Arts

Upcoming: Haydn’s opera, Bach’s coffee, Mahler’s tragedy

From left: Andres Lasaga, Kristianna Jones, and Erika Vasallo in “Lo Speziale.” Also featured in the show are Herman Diaz, Jessica Woodard and Juan Quintero. Franz Joseph Haydn spent a lot of time on opera, not just writing it for his royal employers at Esterhaza, but also arranging and conducting the works of other composers for the company.

But while his surviving Italian operas and German singspiels have been unearthed, recorded and mounted in imaginative productions (particularly Il Mondo della Luna, a comedy in which a character is tricked into believing he is on the moon), the operas of Haydn have not secured a regular place in the American repertory. Scholars say Haydn was dissuaded from continuing to write opera after seeing Mozart’s Abduction from the Seraglio, and realizing that a young titan of the form had arisen in Vienna.

But this weekend, the New World School of the Arts presents Lo Speziale, a 1768 opera about an old apothecary who wants to marry his young ward. His young ward is in love with the apothecary’s assistant, but she’s also being pursued by a rich suitor. A fully staged performance of this opera (which is incomplete; some of Act III has been lost over the intervening centuries), it’s directed for the stage by Jeffrey Buchman, and the New World School’s orchestra is conducted by Alfred Gershfeld; Rodney Miller is director of the opera ensemble.

Coffee with Bach: Another early music treat comes to the New World Symphony on Saturday and Sunday with the arrival of Jeannette Sorrell, director of the Cleveland Baroque orchestra Apollo’s Fire. Sorrell, who last visited South Florida in 2008 with her orchestra at the Tropical Baroque Festival, will lead members of the New World Symphony in music by Bach, Handel and Vivaldi in a presentation called “A Night at Bach’s Coffeehouse” – a reference to Bach’s long tenure leading a student orchestra in weekly public concerts at Zimmerman’s Coffeehouse in Leipzig. Two of the Brandenburg Concertos (Nos. 3 and 4) are on the program, along with Sorrell’s own arrangement of Vivaldi’s “La Folia.”

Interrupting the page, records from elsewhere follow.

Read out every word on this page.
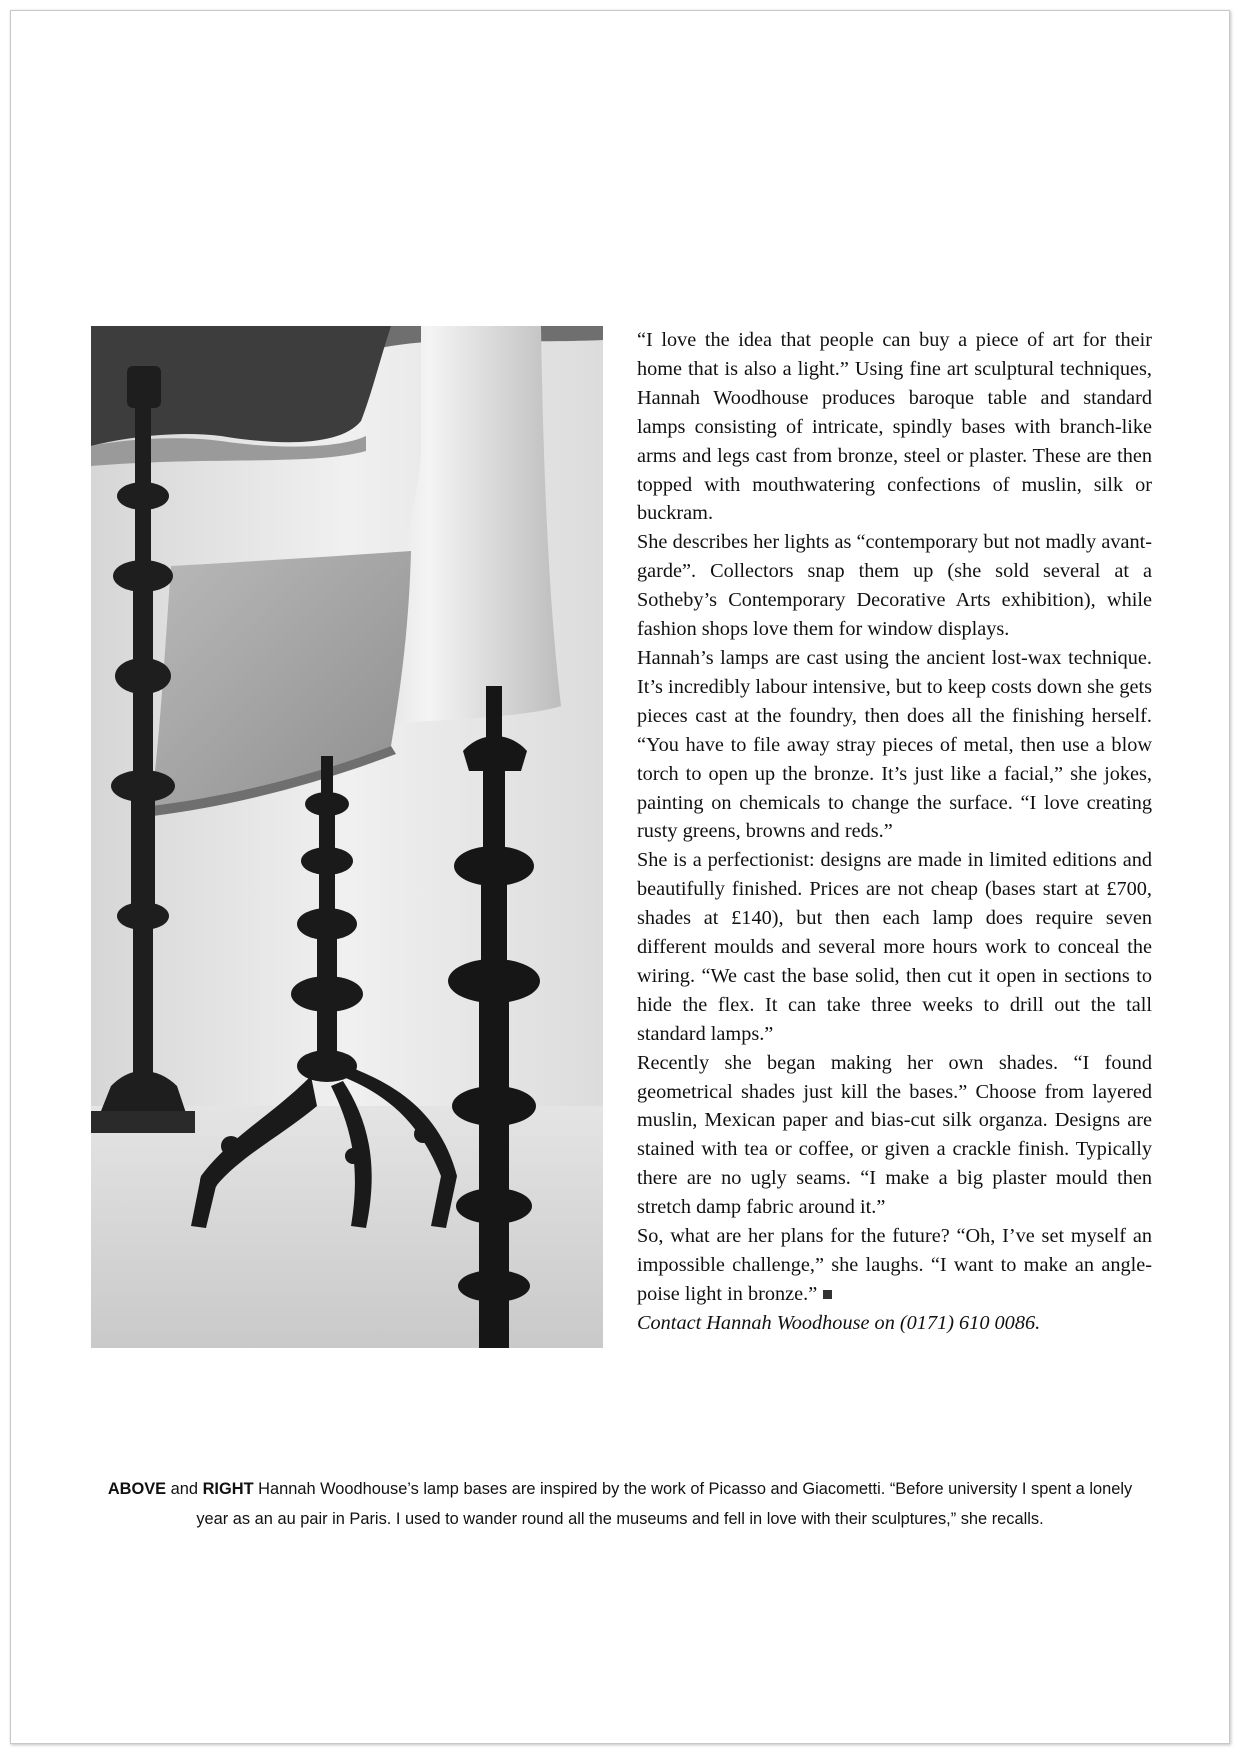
“I love the idea that people can buy a piece of art for their home that is also a light.” Using fine art sculptural techniques, Hannah Woodhouse produces baroque table and standard lamps consisting of intricate, spindly bases with branch-like arms and legs cast from bronze, steel or plaster. These are then topped with mouthwatering confections of muslin, silk or buckram.

She describes her lights as “contemporary but not madly avant-garde”. Collectors snap them up (she sold several at a Sotheby’s Contemporary Decorative Arts exhibition), while fashion shops love them for window displays.

Hannah’s lamps are cast using the ancient lost-wax technique. It’s incredibly labour intensive, but to keep costs down she gets pieces cast at the foundry, then does all the finishing herself. “You have to file away stray pieces of metal, then use a blow torch to open up the bronze. It’s just like a facial,” she jokes, painting on chemicals to change the surface. “I love creating rusty greens, browns and reds.”

She is a perfectionist: designs are made in limited editions and beautifully finished. Prices are not cheap (bases start at £700, shades at £140), but then each lamp does require seven different moulds and several more hours work to conceal the wiring. “We cast the base solid, then cut it open in sections to hide the flex. It can take three weeks to drill out the tall standard lamps.”

Recently she began making her own shades. “I found geometrical shades just kill the bases.” Choose from layered muslin, Mexican paper and bias-cut silk organza. Designs are stained with tea or coffee, or given a crackle finish. Typically there are no ugly seams. “I make a big plaster mould then stretch damp fabric around it.”

So, what are her plans for the future? “Oh, I’ve set myself an impossible challenge,” she laughs. “I want to make an angle-poise light in bronze.”

Contact Hannah Woodhouse on (0171) 610 0086.

ABOVE and RIGHT Hannah Woodhouse’s lamp bases are inspired by the work of Picasso and Giacometti. “Before university I spent a lonely year as an au pair in Paris. I used to wander round all the museums and fell in love with their sculptures,” she recalls.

Mahler’s tragic sense: If early music isn’t your cup of java, the Cleveland Orchestra will take you into the world of Gustav Mahler, with a performance of the master’s Sixth Symphony. Music director Franz Welser-Möst will lead the orchestra in this powerful, immense work, sometimes subtitled “Tragic.” It’s one of the three middle symphonies of Mahler that doesn’t also include voices, and that gives listeners a chance to explore the breadth of Mahler’s orchestral writing. One particularly notable thing about this work is its many passages of chamber music-like delicacy amid all the ferocity; it’s almost as though the spirit of Bach and the great contrapuntists have paid Mahler a visit. It’s an extraordinary piece, and rarely performed because of its length, difficulty and the forces it requires. But devoted Mahlerians will not want to miss it.

Chopin winners announced: In other news, the Chopin Competition has ended in Miami, with first prize going to 17-year-old Eric Lu, a student at the Curtis Institute of Music in Philadelphia, where he studies with Jonathan Biss and Robert McDonald. The top prize is a biggie: $75,000, a concert tour throughout the United States, and automatic acceptance into the International Chopin Piano Competition in Warsaw. Second prize went to Rachel Naomi Kudo, 27, a student of Richard Goode at the Mannes College of Music in New York and Gilbert Kalish at the State University of New York at Stony Brook. Her prize was $35,000, and she’ll also be at the Warsaw competition, which she has competed in before. Performance details:

Lo Speziale can be seen at 7:30 p.m. on Saturday, March 7 and 2 p.m. on Sunday, March 8, at the Joan Lehman Theater on Miami-Dade College’s North Campus, 11380 NW 27th Ave., Miami. Call 305-237-7855 for tickets or visit mwsa.mdc.edu. Jeannette Sorrell and the New World Symphony perform at 7:30 p.m. on Saturday, March 7 and 2 p.m. on Sunday, March 8, at the New World Center, 500 17th St., Miami Beach. Tickets start at $39, but you’d better hurry: Both performances appear to be nearly sold out. Call 305-673-3331 or visit www.nws.edu. The Cleveland Orchestra performs Mahler’s Sixth Symphony at 8 p.m. on Friday, March 6 and 8 p.m. on Saturday, March 7, at the Knight Concert Hall at the Adrienne Arsht Center, 1300 Biscayne Blvd., Miami. Call 305-949-6722 or visit clevelandorchestramiami.com.